Por outro lado, esta orientação implica necessariamente na limitação dos objetivos, ou de escopo do plano. Em primeiro lugar, ela parte da identificação dos aspectos essenciais do universo empírico para em seguida limitar-se a conhecer em profundidade somente aquelas variáveis que comandam e explicam o comportamento das demais. Em segundo lugar, porque esta orientação também está baseada na consciência de que a magnitude dos problemas a serem resolvidos pelo planejamento é sempre maior do que os recursos disponíveis. Conseqüentemente, o escopo do plano deve limitar-se aos aspectos da realidade que são significativos em termos dos seus efeitos sobre os demais e que são exeqüíveis em termos da capacidade de investimento do poder executivo. Fugir a estas imposições da realidade leva necessariamente a comprometer as possibilidades de implementação do plano, mesmo que êle tenha sido realizado de acordo com as melhores técnicas acadêmicas de planejamento.

Este procedimento limitativo, além de garantir a efetiva aplicação do plano, contribui para reduzir sensivelmente os custos dos trabalhos Já que, como afirmamos acima, as diferenças de funções das cidades do município, realizando levantamentos de dados, demorados e onerosos, mas de identificar antecipadamente os dados relevantes e de colher apenas estes. Também não se estará desperdiçando recursos para chegar a propostas intrinsecamente boas, talvez, mas economicamente impraticáveis, num período previsível de tempo.

Já que, como afirmamos acima, as diferenças de funções das cidades são exteriores ao projeto em si mesmo, dependendo do contexto regional e institucional, é possível identificar o essencial antes do início dos levantamentos de dados. Em outras palavras, as técnicas e o objeto da investigação podem e devem ser definidos antes da fase de elaboração do plano propriamente dita com base nas funções exteriores, que são geralmente conhecidas, ou facilmente identificáveis pelo técnico.

Uma vez concluídos os levantamentos, analisados os dados obtidos e formuladas as propostas, faz-se necessário transformar o conhecimento adquirido num corpo coerente e operacional de medidas. No caso mais comum de planos urbanos encomendados por prefeituras municipais, é preciso que pelo menos a maioria das medidas necessárias sejam da alçada municipal. Essa maioria deve conter, necessariamente, as medidas decisivas para o desenvolvimento urbano, sem o que elas não passariam de um conjunto de boas intenções. Desse ponto de vista, o plano deve ser, sobretudo, um instrumento de trabalho da alçada municipal e, em segundo lugar, um instrumento de compatibilização com planos regionais, estaduais e federais.

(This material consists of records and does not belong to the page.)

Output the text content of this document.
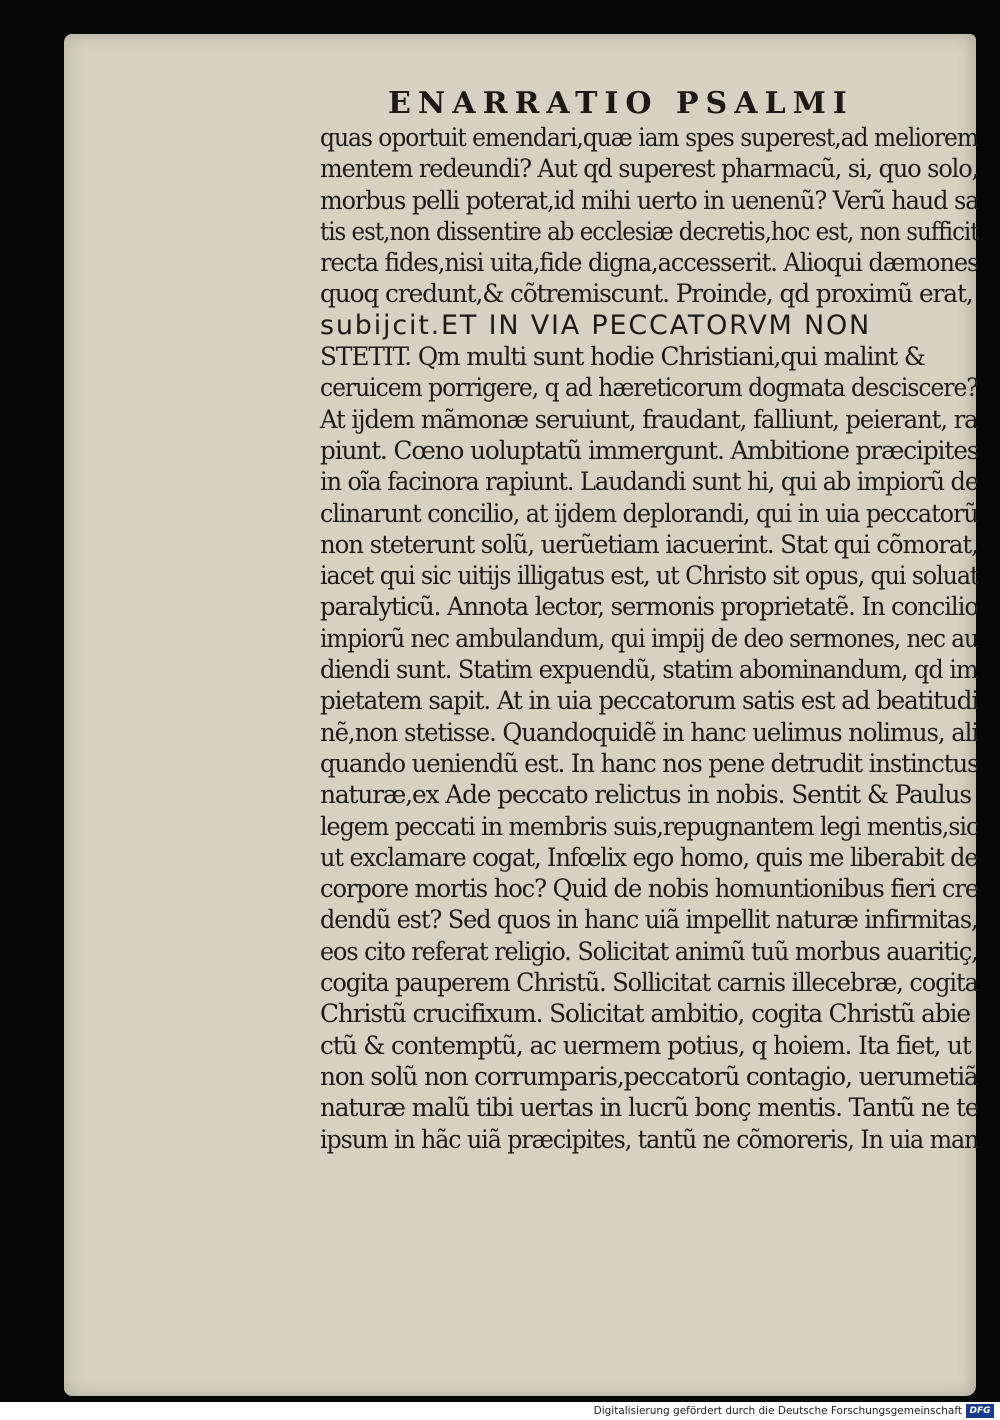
ENARRATIO PSALMI
quas oportuit emendari,quæ iam spes superest,ad meliorem
mentem redeundi? Aut qd superest pharmacũ, si, quo solo,
morbus pelli poterat,id mihi uerto in uenenũ? Verũ haud sa
tis est,non dissentire ab ecclesiæ decretis,hoc est, non sufficit
recta fides,nisi uita,fide digna,accesserit. Alioqui dæmones
quoq credunt,& cõtremiscunt. Proinde, qd proximũ erat,
subijcit.ET IN VIA PECCATORVM NON
STETIT. Qm multi sunt hodie Christiani,qui malint &
ceruicem porrigere, q ad hæreticorum dogmata desciscere?
At ijdem mãmonæ seruiunt, fraudant, falliunt, peierant, ra
piunt. Cœno uoluptatũ immergunt. Ambitione præcipites
in oĩa facinora rapiunt. Laudandi sunt hi, qui ab impiorũ de
clinarunt concilio, at ijdem deplorandi, qui in uia peccatorũ
non steterunt solũ, uerũetiam iacuerint. Stat qui cõmorat,
iacet qui sic uitijs illigatus est, ut Christo sit opus, qui soluat
paralyticũ. Annota lector, sermonis proprietatẽ. In concilio
impiorũ nec ambulandum, qui impij de deo sermones, nec au
diendi sunt. Statim expuendũ, statim abominandum, qd im
pietatem sapit. At in uia peccatorum satis est ad beatitudi
nẽ,non stetisse. Quandoquidẽ in hanc uelimus nolimus, ali
quando ueniendũ est. In hanc nos pene detrudit instinctus
naturæ,ex Ade peccato relictus in nobis. Sentit & Paulus
legem peccati in membris suis,repugnantem legi mentis,sic
ut exclamare cogat, Infœlix ego homo, quis me liberabit de
corpore mortis hoc? Quid de nobis homuntionibus fieri cre
dendũ est? Sed quos in hanc uiã impellit naturæ infirmitas,
eos cito referat religio. Solicitat animũ tuũ morbus auaritiç,
cogita pauperem Christũ. Sollicitat carnis illecebræ, cogita
Christũ crucifixum. Solicitat ambitio, cogita Christũ abie
ctũ & contemptũ, ac uermem potius, q hoiem. Ita fiet, ut
non solũ non corrumparis,peccatorũ contagio, uerumetiã
naturæ malũ tibi uertas in lucrũ bonç mentis. Tantũ ne te
ipsum in hãc uiã præcipites, tantũ ne cõmoreris, In uia man
Digitalisierung gefördert durch die Deutsche Forschungsgemeinschaft DFG
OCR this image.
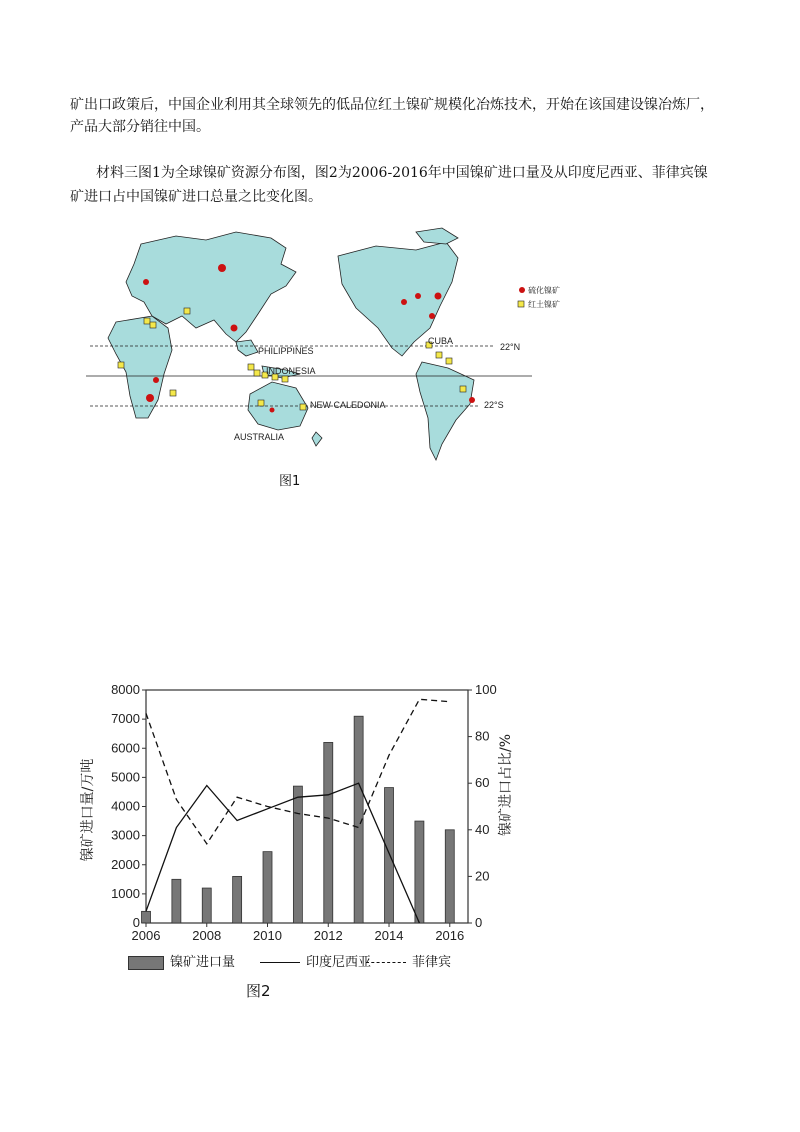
矿出口政策后，中国企业利用其全球领先的低品位红土镍矿规模化冶炼技术，开始在该国建设镍冶炼厂，

产品大部分销往中国。

材料三图1为全球镍矿资源分布图，图2为2006-2016年中国镍矿进口量及从印度尼西亚、菲律宾镍

矿进口占中国镍矿进口总量之比变化图。

PHILIPPINES
INDONESIA
NEW CALEDONIA
AUSTRALIA
CUBA
22°N
22°S
硫化镍矿
红土镍矿
图1
0
1000
2000
3000
4000
5000
6000
7000
8000
0
20
40
60
80
100
2006 2008 2010 2012 2014 2016
镍矿进口量/万吨	镍矿进口占比/%
镍矿进口量	印度尼西亚	菲律宾
图2
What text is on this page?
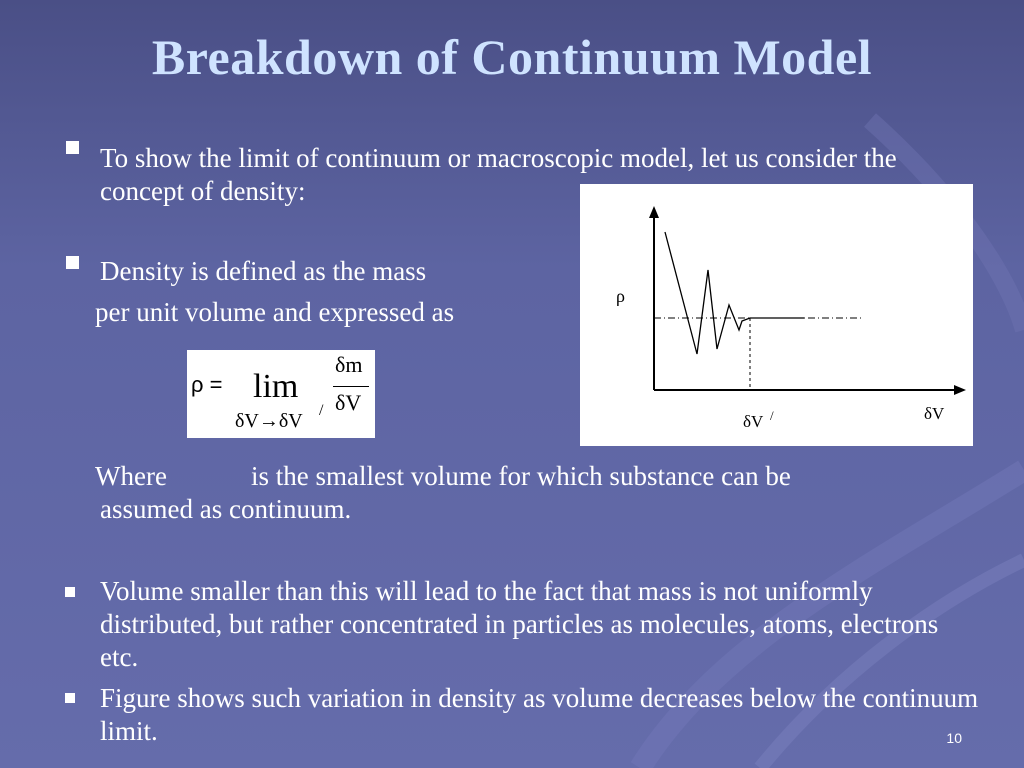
Breakdown of Continuum Model
To show the limit of continuum or macroscopic model, let us consider the concept of density:
Density is defined as the mass
per unit volume and expressed as
ρ = lim
δV→δV /
δm
δV
ρ
δV
δV /
Where	is the smallest volume for which substance can be
assumed as continuum.
Volume smaller than this will lead to the fact that mass is not uniformly distributed, but rather concentrated in particles as molecules, atoms, electrons etc.
Figure shows such variation in density as volume decreases below the continuum limit.	10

O conjunto de medidas acima descrito deve corresponder a um plano de ação, o qual, quase que, forçosamente, deve desdobrar-se num programa de investimentos e num programa de obras. Esta orientação reconhece e explicita que a ação dos poderes públicos municipais no desenvolvimento urbano freqüentemente se exerce através de obras e modificações no plano físico.

Isto não equivale a considerar o planejamento urbano como um processo meramente no plano físico, o que seria um retrocesso conceituai e metodológico, mas a realçar-lhe o caráter operacional e pragmático, ao nível das prefeituras. Todo o problema consiste pois, na maioria dos casos, em traduzir a estratégia de desenvolvimento num conjunto de obras.

O passo seguinte é o de compatibilizar necessidades e possibilidades. Aquelas aquilatadas e indicadas pela estratégia escolhida e estas pelo conjunto de recursos de ordem material, técnica e financeira à disposição das administrações municipais. Trata-se de traduzir o plano em termos dos recursos existentes e capazes de serem gerados pelo desenvolvimento das próprias atividades contempladas pelo plano. Aqui é o momento de formularem-se os critérios de prioridade para escolha e escalonamento das medidas, obras e investimentos recomendados pelo plano.

Estes critérios devem levar em conta a essencialidade e a oportunidade do elenco de recomendações, escalonando-as em períodos compatíveis relativos à capacidade financeira das prefeituras ou dos órgãos executivos em geral, aos prazos político-administrativos (mandatos, períodos de gestão dos administradores, etc.) ei geração de outros recursos técnicos (pessoal especializado) e materiais (oferta de bens de produção, de matérias-primas) requeridos.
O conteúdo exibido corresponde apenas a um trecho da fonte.